David Price voted against going to war in 2002, but only after he was forced to take a stand by the pressure from protests, petitions and an office occupation by students that led to three arrests. Since then, Price has repeatedly stated he has always been opposed to the war, but like many other Democrats, refuses to take any effective action to end it. Specifically, Price says he will not vote to cut off war funding as this would “not support the troops.”

A statement from the organizers of the protest, University of North Carolina-Chapel Hill Students for a Democratic Society (SDS), said: “The Democratic Party won the 2006 midterm elections on the basis of mass opposition to the war. Now, three months later, they are betraying the anti-war mandate handed down by the people on November 7th and escalating this criminal war, which has already resulted in the deaths of over 650,000 Iraqis and 3,000 young Americans. Any politician who claims to be against the war has to prove it.
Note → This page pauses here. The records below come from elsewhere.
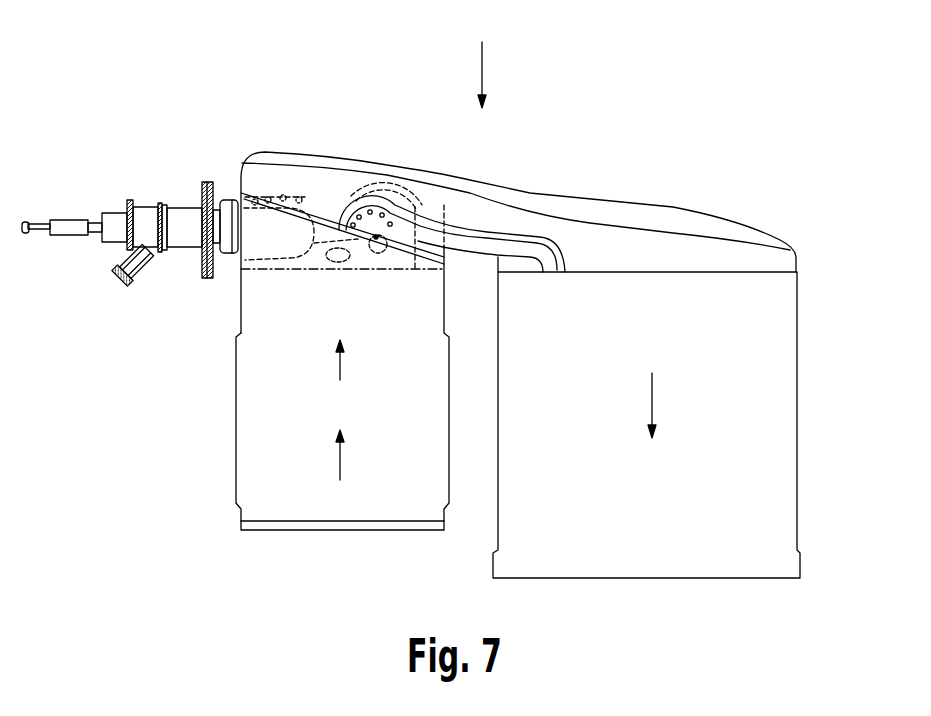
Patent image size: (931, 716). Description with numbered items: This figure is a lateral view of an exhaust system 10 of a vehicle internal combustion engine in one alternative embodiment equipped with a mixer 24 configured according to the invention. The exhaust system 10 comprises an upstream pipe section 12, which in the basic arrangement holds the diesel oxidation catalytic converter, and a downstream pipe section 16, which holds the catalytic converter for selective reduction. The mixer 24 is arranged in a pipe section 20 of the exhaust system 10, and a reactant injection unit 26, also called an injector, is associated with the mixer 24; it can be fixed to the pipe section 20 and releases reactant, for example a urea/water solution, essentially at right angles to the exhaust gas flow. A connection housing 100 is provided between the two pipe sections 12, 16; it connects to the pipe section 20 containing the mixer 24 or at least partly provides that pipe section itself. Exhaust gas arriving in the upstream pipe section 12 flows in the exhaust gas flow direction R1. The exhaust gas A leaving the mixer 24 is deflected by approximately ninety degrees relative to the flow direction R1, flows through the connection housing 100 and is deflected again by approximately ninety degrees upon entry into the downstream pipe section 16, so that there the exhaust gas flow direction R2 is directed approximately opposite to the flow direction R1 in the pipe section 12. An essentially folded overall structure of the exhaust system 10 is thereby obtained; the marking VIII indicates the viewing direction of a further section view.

The exhaust system 10 is at (731, 116).
The connection housing 100 is at (556, 195).
The mixer 24 is at (326, 189).
The pipe section 20 is at (260, 277).
The upstream pipe section 12 is at (237, 412).
The downstream pipe section 16 is at (798, 402).
The reactant injection unit 26 is at (146, 295).
The exhaust gas leaving the mixer A is at (342, 366).
The exhaust gas flow direction upstream of the mixer R1 is at (340, 452).
The exhaust gas flow direction downstream of the mixer R2 is at (650, 400).
The section VIII view direction VIII is at (482, 68).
We demand concrete, immediate, effective action - not lukewarm resolutions about “phased withdrawal” or “troop redeployment.” We want all funding cut off and the troops out NOW, and we will hold the politicians’ feet to the fire until the will of the people is met!”

Inside the office, David Price’s aides talked to the student protesters, took notes during the discussion and asked questions. When the students refused to leave without a guarantee that Price would vote against funding for the Iraq war, the aides called the police. Within 30 minutes the police began to haul away the students, one at a time. Meanwhile a banner that read, “Closed for business” was unfurled from the roof of Price’s office while protesters on the picket line chanted loudly in support of the detained protesters.
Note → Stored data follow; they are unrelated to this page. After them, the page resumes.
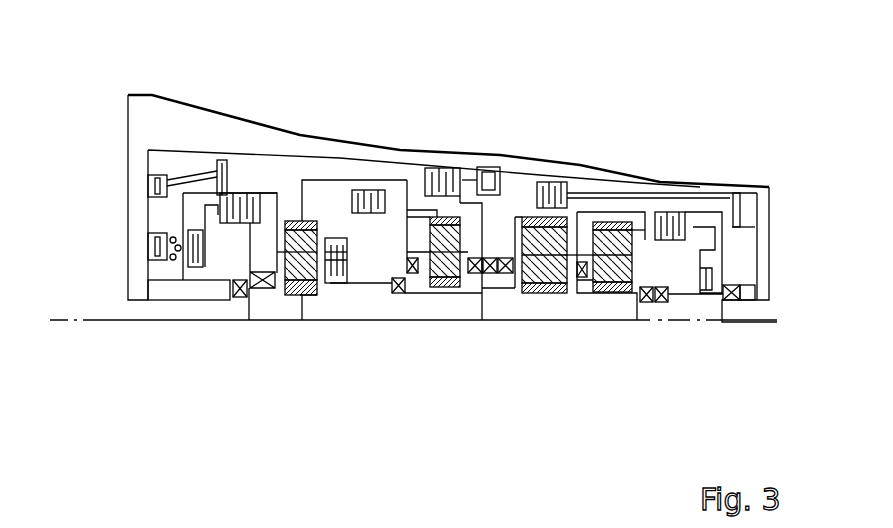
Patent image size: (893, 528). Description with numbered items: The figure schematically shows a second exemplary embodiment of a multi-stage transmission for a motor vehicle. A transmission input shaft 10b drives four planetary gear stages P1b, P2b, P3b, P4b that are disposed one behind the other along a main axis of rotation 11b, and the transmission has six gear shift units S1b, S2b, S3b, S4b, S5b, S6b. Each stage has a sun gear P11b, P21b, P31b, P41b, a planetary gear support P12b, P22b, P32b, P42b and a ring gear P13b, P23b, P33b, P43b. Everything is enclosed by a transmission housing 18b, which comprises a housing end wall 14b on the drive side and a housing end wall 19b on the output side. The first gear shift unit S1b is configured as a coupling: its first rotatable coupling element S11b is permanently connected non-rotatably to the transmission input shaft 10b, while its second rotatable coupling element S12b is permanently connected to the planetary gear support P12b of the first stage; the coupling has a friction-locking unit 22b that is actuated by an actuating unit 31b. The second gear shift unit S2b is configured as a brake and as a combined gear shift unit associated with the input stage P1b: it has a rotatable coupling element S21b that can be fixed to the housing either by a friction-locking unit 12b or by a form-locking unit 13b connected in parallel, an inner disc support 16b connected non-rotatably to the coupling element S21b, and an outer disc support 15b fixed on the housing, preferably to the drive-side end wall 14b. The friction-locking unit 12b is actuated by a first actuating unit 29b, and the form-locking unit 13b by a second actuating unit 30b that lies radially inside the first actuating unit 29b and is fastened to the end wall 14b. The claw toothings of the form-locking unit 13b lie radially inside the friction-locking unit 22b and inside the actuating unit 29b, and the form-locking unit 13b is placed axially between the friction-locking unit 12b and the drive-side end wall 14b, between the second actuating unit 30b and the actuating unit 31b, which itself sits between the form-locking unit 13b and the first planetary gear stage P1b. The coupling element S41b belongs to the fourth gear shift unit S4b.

The housing end wall on the drive side 14b is at (132, 88).
The outer disc support 15b is at (217, 155).
The friction-locking unit 12b is at (200, 155).
The rotatable coupling element S21b is at (256, 178).
The second rotatable coupling element S12b is at (279, 189).
The first gear shift unit S1b is at (300, 178).
The transmission housing 18b is at (432, 214).
The ring gear of the first planetary gear stage P13b is at (346, 178).
The ring gear of the second planetary gear stage P23b is at (420, 180).
The friction-locking unit of the first gear shift unit 22b is at (388, 150).
The coupling element of the fourth gear shift unit S41b is at (480, 165).
The fourth gear shift unit S4b is at (507, 178).
The fifth gear shift unit S5b is at (532, 190).
The ring gear of the third planetary gear stage P33b is at (578, 212).
The ring gear of the fourth planetary gear stage P43b is at (603, 222).
The housing end wall on the output side 19b is at (762, 180).
The first actuating unit 29b is at (140, 187).
The inner disc support 16b is at (195, 186).
The form-locking unit 13b is at (177, 232).
The second actuating unit 30b is at (140, 248).
The main axis of rotation 11b is at (70, 322).
The second gear shift unit S2b is at (158, 287).
The transmission input shaft 10b is at (207, 265).
The actuating unit of the first gear shift unit 31b is at (184, 276).
The first rotatable coupling element S11b is at (248, 238).
The planetary gear support of the first planetary gear stage P12b is at (283, 258).
The third gear shift unit S3b is at (341, 290).
The sun gear of the first planetary gear stage P11b is at (313, 296).
The first planetary gear stage P1b is at (302, 334).
The planetary gear support of the second planetary gear stage P22b is at (407, 294).
The sun gear of the second planetary gear stage P21b is at (437, 288).
The second planetary gear stage P2b is at (443, 311).
The planetary gear support of the third planetary gear stage P32b is at (516, 285).
The sun gear of the third planetary gear stage P31b is at (531, 293).
The third planetary gear stage P3b is at (543, 311).
The planetary gear support of the fourth planetary gear stage P42b is at (588, 283).
The sun gear of the fourth planetary gear stage P41b is at (630, 293).
The fourth planetary gear stage P4b is at (613, 311).
The sixth gear shift unit S6b is at (707, 303).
Alisan Fathalizadeh was reading the SDS statement to the press and Price’s aides when Chapel Hill police broke her lock with the other activists and handcuffed her. It was Fathalizadeh’s first time being arrested at a protest. Asked how she felt about the demonstration afterwards, she said, “This is the least we can do. It’s nothing compared to all the anguish and suffering that people in Iraq are dealing with, the people who are seeing others die everyday.”

Fathalizadeh continued, “We are fed up with the system - and with the old tactics. We’ve petitioned, we’ve done rallies; we’ve even had members of the community go directly to Price and talk to him, to express our concerns in a more ‘civil’ manner. But this demonstration shows how much we are fed up with what’s going on. It’s horrible that it’s come down to this, but it shows how big the problem is and how it needs to be changed now. We won’t wait any longer.”

All six students were released on bail and are scheduled to appear in court on March 26 at 9:00 a.m. in Hillsborough.

In the meantime, UNC-Chapel Hill SDS and antiwar activists in the area plan to increase the pressure on David Price and other elected officials until they respond to the people’s demands.